Treatment 2 speaks more directly to the repeated choice representation of mixing. Instead of having a slider, participants are shown the two original lotteries and are asked to provide 10 answers. Each answer is a forced choice between 'Lottery A' and 'Lottery B'. Participants are informed that, if they are eligible for bonus payment, the lottery that they answered in one of their ten answers for one random question will be simulated. The mixtures in Part 2 are constructed according to the proportion of the ten 'Lottery A' answers versus 'Lottery B' answers in Part 1.

Finally, Treatment 3 is identical to Treatment 1, except that they are informed at the beginning of Part 2 that the specified or non-specified preferred lotteries will be shown again in Part 2 questions. The exact wording states, ''...in every question, one of the lotteries (either Lottery A or Lottery B) will be a preferred lottery that either you specified in Part 1 or was chosen for you.''

Incentives and Payments

Participants will be provided a participation fee of $6. (This may be subject to change if the pilot results imply a longer completion time). One in five participants will also be selected for bonus payment. If they are selected, a random question will be selected as the bonus question.

In this question, the participant may or may not have chosen to specify their preferred lottery/lotteries. If they did choose to specify, then for Treatment 1 and 3, the reduced lottery associated with that mixture will be simulated by the computer and a payoff will be provided according to the outcome. In Treatment 2, one of the answers will be drawn at random and the preferred lottery for that answer will be simulated. The bonus payment will then be the simulated outcome of that lottery.
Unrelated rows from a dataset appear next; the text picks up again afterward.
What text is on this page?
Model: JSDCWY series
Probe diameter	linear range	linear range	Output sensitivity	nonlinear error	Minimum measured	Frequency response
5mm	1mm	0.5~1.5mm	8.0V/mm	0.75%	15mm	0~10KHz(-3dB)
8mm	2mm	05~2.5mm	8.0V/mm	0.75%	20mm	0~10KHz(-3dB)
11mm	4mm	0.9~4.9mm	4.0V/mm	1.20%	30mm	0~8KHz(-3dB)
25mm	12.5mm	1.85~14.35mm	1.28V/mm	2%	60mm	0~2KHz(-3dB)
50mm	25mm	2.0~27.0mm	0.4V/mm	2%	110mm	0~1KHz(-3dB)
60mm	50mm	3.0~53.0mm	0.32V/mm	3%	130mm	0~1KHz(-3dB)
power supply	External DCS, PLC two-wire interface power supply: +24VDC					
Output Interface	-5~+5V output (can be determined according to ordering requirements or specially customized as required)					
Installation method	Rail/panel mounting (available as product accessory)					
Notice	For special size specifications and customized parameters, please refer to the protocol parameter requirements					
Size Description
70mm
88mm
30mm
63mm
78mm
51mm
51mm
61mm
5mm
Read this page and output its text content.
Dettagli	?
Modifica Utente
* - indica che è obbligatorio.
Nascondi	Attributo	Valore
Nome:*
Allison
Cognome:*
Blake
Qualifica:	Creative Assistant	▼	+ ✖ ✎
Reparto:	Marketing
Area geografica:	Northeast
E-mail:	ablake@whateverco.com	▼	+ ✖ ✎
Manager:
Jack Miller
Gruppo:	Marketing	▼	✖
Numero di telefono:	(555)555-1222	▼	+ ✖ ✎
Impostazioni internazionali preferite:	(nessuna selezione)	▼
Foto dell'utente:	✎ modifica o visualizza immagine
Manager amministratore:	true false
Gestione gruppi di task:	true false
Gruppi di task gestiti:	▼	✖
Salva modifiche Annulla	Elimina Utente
If the participant did not choose their preferred lottery/lotteries, then, in Treatment 1 and 3, the computer resorts to a pre-specified mixture over the two lotteries within the menu. This mixture is generated uniformly at random across the convex combination of the two lotteries. The bonus payment is then equal to the simulated outcome of that lottery. In Treatment 2, a number between 0 and 10 is drawn at random to denote the number of Lottery A choices (10 minus this number is the number of Lottery B choices). These are then shuffled, and the lottery corresponding to the previously designated bonus answer is simulated. This methodology ensures that the payment mechanism when the lotteries are not chosen is equivalent across treatments.

Participants will also have to answer two comprehension questions at the end of each treatment. These are designed to test the participants' understanding of the study. Either of these questions could also be selected as the bonus question. If this is the case, then they receive a fixed bonus of $5 if the question is answered correctly, and $0 otherwise.

Randomization is done by the computer code using oTree software. We randomize over the lotteries within the menus, and the order of menus. We also randomize over the participants that are eligible for bonus payment, which question is chosen for bonus payment, and in treatment 2, which answer is chosen for bonus payment. All of these variables are pre-determined at the beginning of the experimental session. Pre-specified lotteries are also randomly generated as described in the experimental design section.

Individual

No

approximately 300 participants per treatment. 900 participants total.

approximately 300 times 24 answers. Making a total of 7200 observations.

approximately 300 participants for each treatment.

An expected sample size of 300 participants for each treatment will be sufficient to capture most of the effects designed to test the three hypotheses. This sample size allows for a minimum detectable effect (at 5-percent Type I error rate and 20-percent Type II error rate) of 0.426 for Hypothesis 1. For Hypothesis 2, the MDE sizes are 0.415 and 0.487 for tests 1 and 2 respectively. The weaker test for Hypothesis 3 has a MDE size of 0.0438. These values for Hypotheses 1 and 2 are differences in slider values. Divide by 10 to get average change in weights within the interval 0 to 1. Hypothesis 3 refers to changes in proportions, and therefore already sits within the 0 to 1 interval. Means and standard deviations are provided in the supplementary pre-analysis Plan, which is appended to the pre-registration.